By Julius D. Mariveles and Ronald Ian D. Evidente
Warlito “Cowboy” Parrenas Jr. knows what popularity looks like.
In freaking Osaka and Tokyo no less.
Years ago, when he walked the streets of the two supercities of Japan, “everyone knew me,” he says.
Men, women, children – young and old – they all posed for photographs or asked for autographs.
“It’s unlike in the Philippines where we seem to have become used to celebrities,” Warz, as he is known to friends, tells DNX from the farming community of Balabag in Granada village where he and his wife own what he calls a “patch of land” where he grows palay, fruit trees, vegetables, and raises water buffaloes.
Warz came home only on July 17, a month after he turned 37, about 10 years after he left for Japan to pursue a professional career in the sweet science.
Warz started his climb up the professional rung fresh out of his victories in the 2005 Southeast Asian Games where he lost to a Thailander in the finals, a decision that Philippine sport officials wanted to contest at first but did not.
“I don’t even want to talk about it now,” he says with a dismissive tone in his voice, adding that “we Filipinos have a tendency to say we were cheated when we lose.”
“I lost. That’s it.”
From that loss, however, Warz fought and rose steadily until he became number one in the super flyweight division of the World Boxing Organization but lost to the division champion, his sparring partner, Naoya Inoue in a mandatory fight.
Naoya. Inoue. Monster. Yes, he was Warz sparring partner and the last to knock him to the canvass.
“That young man is pretty strong, his hands are solid.”
Warz makes no secret of the fact that developments in the industry made him decide to come home.
There were what can only be described as “peculiarities” that he would rather not detail.
Warz admits his decision to come home and stay in the farm was also prompted by the pandemic and in part by Japan being Japan.
“The cost of living in Tokyo and Osaka is high; these are very expensive cities,” he says.
Fast forward to now, Warz says living in a rural setting offers a certain sense of security from the pandemic, a sense of safety as COVID cases continue to mount here.

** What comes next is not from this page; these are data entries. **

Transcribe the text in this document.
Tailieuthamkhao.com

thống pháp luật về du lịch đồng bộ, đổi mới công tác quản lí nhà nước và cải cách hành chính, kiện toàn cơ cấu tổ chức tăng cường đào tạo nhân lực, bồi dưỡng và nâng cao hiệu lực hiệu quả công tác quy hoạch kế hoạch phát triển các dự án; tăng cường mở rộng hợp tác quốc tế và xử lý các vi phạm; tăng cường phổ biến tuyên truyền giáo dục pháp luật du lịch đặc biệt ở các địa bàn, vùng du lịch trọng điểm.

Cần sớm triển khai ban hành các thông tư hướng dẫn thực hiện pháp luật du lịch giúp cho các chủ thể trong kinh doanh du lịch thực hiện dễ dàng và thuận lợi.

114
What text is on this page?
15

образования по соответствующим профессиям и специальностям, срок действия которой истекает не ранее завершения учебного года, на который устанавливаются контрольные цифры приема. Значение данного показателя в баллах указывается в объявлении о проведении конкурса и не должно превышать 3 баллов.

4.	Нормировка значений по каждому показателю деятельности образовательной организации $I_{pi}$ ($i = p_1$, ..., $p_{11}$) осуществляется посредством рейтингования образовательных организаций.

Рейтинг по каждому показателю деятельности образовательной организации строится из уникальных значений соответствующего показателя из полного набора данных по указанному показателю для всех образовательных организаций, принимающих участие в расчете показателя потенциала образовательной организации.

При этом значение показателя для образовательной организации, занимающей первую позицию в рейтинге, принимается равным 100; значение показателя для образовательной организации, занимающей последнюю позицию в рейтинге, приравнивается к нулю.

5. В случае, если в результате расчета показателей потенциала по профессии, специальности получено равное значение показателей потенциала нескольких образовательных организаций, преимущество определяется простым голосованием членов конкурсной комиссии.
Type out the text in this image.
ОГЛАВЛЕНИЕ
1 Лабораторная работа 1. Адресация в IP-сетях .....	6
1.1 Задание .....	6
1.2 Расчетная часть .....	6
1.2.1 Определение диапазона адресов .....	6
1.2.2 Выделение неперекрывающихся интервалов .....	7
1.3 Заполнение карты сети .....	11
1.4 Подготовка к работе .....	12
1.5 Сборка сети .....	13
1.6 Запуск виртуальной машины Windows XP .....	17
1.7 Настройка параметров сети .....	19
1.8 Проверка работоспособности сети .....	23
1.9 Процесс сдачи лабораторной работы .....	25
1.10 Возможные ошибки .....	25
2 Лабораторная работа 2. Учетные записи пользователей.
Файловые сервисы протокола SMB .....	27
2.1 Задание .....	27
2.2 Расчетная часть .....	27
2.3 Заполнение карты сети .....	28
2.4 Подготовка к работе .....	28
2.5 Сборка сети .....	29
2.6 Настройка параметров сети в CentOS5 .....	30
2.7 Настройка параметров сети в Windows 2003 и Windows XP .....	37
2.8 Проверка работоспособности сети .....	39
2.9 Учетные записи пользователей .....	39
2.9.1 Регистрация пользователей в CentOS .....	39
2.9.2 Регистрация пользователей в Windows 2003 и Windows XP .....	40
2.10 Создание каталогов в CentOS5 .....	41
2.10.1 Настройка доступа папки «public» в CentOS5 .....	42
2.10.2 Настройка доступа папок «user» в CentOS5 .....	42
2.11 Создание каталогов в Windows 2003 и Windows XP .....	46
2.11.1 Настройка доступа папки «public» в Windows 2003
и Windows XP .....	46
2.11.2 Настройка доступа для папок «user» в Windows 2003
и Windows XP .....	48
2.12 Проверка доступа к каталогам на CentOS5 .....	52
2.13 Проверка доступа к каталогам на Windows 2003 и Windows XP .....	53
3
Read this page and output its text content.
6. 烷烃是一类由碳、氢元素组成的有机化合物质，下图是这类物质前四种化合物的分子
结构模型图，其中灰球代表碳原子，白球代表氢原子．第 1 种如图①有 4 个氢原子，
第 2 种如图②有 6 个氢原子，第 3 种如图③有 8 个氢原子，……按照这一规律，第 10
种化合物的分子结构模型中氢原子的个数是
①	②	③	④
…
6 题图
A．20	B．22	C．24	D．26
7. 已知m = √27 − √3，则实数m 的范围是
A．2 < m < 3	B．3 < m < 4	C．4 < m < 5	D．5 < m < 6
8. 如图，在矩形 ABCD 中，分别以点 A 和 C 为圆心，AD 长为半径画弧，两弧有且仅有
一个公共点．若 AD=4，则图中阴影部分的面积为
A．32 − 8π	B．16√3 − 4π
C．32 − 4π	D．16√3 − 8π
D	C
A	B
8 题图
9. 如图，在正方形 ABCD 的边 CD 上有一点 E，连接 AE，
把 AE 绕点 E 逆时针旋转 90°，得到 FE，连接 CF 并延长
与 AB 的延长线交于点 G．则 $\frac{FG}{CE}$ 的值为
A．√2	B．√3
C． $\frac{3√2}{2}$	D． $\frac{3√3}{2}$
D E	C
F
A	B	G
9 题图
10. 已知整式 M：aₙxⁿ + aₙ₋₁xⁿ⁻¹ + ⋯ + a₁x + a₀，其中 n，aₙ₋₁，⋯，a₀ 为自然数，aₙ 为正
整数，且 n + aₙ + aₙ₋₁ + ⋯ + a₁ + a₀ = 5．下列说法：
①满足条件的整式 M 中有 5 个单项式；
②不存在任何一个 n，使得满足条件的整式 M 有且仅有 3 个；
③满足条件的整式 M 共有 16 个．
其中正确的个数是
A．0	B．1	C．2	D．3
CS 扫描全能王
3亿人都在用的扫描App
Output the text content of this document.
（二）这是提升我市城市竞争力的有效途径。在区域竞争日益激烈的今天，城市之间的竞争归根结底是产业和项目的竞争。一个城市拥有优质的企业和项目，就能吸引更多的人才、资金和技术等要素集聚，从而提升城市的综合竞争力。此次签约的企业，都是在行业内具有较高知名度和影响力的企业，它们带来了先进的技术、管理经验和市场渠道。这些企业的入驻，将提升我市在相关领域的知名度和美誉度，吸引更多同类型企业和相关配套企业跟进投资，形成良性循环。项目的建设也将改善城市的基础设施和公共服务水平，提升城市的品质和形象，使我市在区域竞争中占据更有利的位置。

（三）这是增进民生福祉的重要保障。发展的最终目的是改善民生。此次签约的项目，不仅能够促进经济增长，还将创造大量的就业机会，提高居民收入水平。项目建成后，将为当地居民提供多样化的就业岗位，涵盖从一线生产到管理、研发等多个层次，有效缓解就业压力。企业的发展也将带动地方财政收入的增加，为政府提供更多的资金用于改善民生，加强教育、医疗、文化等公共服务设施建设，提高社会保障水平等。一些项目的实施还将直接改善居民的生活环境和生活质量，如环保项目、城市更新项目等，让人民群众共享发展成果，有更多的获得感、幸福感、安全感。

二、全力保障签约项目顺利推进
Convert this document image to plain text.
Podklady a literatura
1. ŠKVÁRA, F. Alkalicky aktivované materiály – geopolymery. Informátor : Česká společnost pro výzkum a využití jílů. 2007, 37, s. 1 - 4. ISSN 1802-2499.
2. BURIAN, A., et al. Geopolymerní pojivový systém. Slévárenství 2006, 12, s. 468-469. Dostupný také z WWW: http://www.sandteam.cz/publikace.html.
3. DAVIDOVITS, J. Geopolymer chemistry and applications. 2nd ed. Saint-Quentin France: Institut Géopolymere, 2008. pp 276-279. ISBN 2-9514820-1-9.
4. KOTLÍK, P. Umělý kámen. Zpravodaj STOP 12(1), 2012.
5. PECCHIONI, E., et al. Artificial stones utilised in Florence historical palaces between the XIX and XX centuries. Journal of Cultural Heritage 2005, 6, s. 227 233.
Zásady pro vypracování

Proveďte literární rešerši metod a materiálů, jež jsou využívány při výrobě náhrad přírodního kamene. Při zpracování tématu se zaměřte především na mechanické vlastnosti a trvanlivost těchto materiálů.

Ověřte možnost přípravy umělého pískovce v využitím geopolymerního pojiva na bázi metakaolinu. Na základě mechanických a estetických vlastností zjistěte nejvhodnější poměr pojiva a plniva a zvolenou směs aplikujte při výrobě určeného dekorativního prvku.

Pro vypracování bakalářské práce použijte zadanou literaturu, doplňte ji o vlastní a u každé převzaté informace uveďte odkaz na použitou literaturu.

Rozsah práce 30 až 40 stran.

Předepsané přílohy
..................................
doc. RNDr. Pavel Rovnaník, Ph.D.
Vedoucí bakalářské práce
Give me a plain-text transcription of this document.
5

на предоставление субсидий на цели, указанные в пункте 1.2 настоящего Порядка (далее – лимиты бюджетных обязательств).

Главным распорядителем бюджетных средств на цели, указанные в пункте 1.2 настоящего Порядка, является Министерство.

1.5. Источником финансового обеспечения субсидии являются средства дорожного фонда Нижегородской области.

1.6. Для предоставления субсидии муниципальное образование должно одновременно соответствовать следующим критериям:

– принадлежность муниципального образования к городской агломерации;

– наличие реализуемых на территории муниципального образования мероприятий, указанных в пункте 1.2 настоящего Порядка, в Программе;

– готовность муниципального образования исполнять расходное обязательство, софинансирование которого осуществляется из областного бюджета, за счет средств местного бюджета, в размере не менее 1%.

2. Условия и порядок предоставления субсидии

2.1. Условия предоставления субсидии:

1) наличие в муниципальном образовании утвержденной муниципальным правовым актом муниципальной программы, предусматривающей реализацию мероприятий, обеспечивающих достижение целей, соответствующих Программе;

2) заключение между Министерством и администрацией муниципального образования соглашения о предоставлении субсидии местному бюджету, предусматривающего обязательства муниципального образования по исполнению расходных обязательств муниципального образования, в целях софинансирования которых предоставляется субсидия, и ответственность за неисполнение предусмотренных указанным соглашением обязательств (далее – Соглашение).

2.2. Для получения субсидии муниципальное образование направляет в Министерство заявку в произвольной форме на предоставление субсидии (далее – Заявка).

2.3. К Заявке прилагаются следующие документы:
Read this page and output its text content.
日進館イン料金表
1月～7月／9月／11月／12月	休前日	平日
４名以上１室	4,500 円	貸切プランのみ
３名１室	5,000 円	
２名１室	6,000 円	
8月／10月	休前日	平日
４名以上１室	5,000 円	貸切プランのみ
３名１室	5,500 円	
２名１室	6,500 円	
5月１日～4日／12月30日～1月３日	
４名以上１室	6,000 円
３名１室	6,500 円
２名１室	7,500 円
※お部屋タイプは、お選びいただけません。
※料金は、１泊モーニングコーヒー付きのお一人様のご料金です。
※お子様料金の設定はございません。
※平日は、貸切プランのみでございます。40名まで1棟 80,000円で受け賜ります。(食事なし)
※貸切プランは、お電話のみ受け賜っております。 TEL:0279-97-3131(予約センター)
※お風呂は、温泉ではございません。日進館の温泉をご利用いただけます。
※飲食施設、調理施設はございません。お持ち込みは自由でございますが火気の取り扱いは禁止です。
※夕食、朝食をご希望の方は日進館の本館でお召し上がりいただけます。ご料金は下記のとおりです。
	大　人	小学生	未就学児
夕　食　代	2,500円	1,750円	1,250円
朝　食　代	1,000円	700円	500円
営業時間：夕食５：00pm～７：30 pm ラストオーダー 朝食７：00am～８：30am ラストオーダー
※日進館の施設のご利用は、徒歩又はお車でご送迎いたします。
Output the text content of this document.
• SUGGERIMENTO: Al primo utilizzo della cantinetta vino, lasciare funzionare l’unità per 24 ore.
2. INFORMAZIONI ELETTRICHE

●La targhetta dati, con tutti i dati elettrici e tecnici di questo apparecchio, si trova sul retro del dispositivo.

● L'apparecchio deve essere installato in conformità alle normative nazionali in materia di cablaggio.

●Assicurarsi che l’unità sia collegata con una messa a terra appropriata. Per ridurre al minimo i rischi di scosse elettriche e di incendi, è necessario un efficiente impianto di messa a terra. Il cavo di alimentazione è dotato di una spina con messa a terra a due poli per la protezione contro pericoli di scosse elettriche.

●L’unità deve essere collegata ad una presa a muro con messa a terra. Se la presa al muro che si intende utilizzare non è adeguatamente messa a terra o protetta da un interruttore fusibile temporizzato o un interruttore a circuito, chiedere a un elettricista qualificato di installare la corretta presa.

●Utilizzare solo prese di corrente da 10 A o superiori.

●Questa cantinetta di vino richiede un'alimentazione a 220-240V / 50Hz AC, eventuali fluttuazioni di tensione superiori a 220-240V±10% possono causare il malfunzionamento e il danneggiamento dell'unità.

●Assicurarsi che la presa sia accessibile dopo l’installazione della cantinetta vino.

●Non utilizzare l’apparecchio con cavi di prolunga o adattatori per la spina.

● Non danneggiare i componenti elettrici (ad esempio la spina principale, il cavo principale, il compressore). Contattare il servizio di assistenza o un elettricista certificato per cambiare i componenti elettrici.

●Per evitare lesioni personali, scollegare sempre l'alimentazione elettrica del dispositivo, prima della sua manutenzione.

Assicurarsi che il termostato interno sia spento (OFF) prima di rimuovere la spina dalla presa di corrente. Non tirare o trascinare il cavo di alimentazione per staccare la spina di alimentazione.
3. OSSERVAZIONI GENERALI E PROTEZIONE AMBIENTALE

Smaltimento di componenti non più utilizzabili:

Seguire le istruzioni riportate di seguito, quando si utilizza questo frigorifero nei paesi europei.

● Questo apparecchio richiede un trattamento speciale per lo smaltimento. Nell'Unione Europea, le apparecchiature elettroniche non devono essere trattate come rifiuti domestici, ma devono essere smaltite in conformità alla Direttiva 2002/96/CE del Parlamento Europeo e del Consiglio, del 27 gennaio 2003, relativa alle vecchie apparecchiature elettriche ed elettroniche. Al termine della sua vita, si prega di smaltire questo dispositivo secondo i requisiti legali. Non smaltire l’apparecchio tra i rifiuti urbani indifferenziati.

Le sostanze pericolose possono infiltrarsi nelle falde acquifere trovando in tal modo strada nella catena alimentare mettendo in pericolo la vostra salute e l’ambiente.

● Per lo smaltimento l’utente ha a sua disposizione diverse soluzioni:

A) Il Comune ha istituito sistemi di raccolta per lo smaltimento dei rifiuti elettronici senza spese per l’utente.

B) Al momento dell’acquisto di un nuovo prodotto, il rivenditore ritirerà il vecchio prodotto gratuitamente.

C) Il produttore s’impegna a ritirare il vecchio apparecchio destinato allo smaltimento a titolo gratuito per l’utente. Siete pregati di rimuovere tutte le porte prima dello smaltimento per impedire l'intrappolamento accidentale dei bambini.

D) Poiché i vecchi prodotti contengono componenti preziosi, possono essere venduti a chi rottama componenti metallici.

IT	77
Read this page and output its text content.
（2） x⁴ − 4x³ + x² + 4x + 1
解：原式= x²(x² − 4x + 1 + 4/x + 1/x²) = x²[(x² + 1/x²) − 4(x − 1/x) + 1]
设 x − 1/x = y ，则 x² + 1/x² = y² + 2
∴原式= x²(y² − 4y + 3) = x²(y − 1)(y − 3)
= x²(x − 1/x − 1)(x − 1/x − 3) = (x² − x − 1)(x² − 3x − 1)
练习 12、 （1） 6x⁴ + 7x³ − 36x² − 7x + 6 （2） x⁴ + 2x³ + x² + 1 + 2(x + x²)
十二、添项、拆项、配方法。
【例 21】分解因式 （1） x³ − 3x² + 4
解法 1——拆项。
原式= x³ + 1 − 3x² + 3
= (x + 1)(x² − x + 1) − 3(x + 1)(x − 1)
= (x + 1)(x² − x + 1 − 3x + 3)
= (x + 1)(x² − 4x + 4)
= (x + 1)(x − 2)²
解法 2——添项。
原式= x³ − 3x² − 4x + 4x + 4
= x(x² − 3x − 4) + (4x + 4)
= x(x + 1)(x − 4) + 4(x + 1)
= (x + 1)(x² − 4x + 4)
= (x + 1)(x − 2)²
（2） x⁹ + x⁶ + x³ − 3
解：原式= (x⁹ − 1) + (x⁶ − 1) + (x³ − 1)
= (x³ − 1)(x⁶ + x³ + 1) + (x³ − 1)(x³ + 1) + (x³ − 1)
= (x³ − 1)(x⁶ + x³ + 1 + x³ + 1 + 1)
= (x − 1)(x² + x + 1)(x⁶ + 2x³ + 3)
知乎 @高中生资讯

A native of Cadiz, the fishing city in the northern corridor of the province facing the Visayas Sea, Marz appears to have hung his boxing gloves after more than two decades of living the life of a ring warrior since he was 12.
But no, he says.
Marz continues to teach boxing, mentoring those who want to make a name for themselves and claw their way out of poverty by offering his services as a coach.
His wife also operates a mini grocery in Consolacion, the name of the hacienda or sugar plantation where they live, to help the neighbors who have to travel to the village proper to get supplies.
Marz also helps in the farm, from tending to the vegetables to drying the palay to being a kargador or a plain laborer who loads sacks or anything that needs to be loaded.
Today, Marz lives a life far from the physical rigors of training early in the morning and attending events to being told what to do by strict coaches.
“This is my dream,” Marz says, referring to his country life that he longed for even when he was pounding other boxers.
It is said that warriors often dream of a quiet, idyllic life, a patch of land to grow crops and time with their families.
He might have been famous in Japan but Warlito Parrenas Jr. had always wanted a quiet life close to nature.
And his wife and two kids.
“I love nature,” he says.
For now, sitting in a rocking chair, a cup of native coffee in one hand and admiring the wonderful vistas is all Warz wants.
And to this ring gladiator, he has found happiness.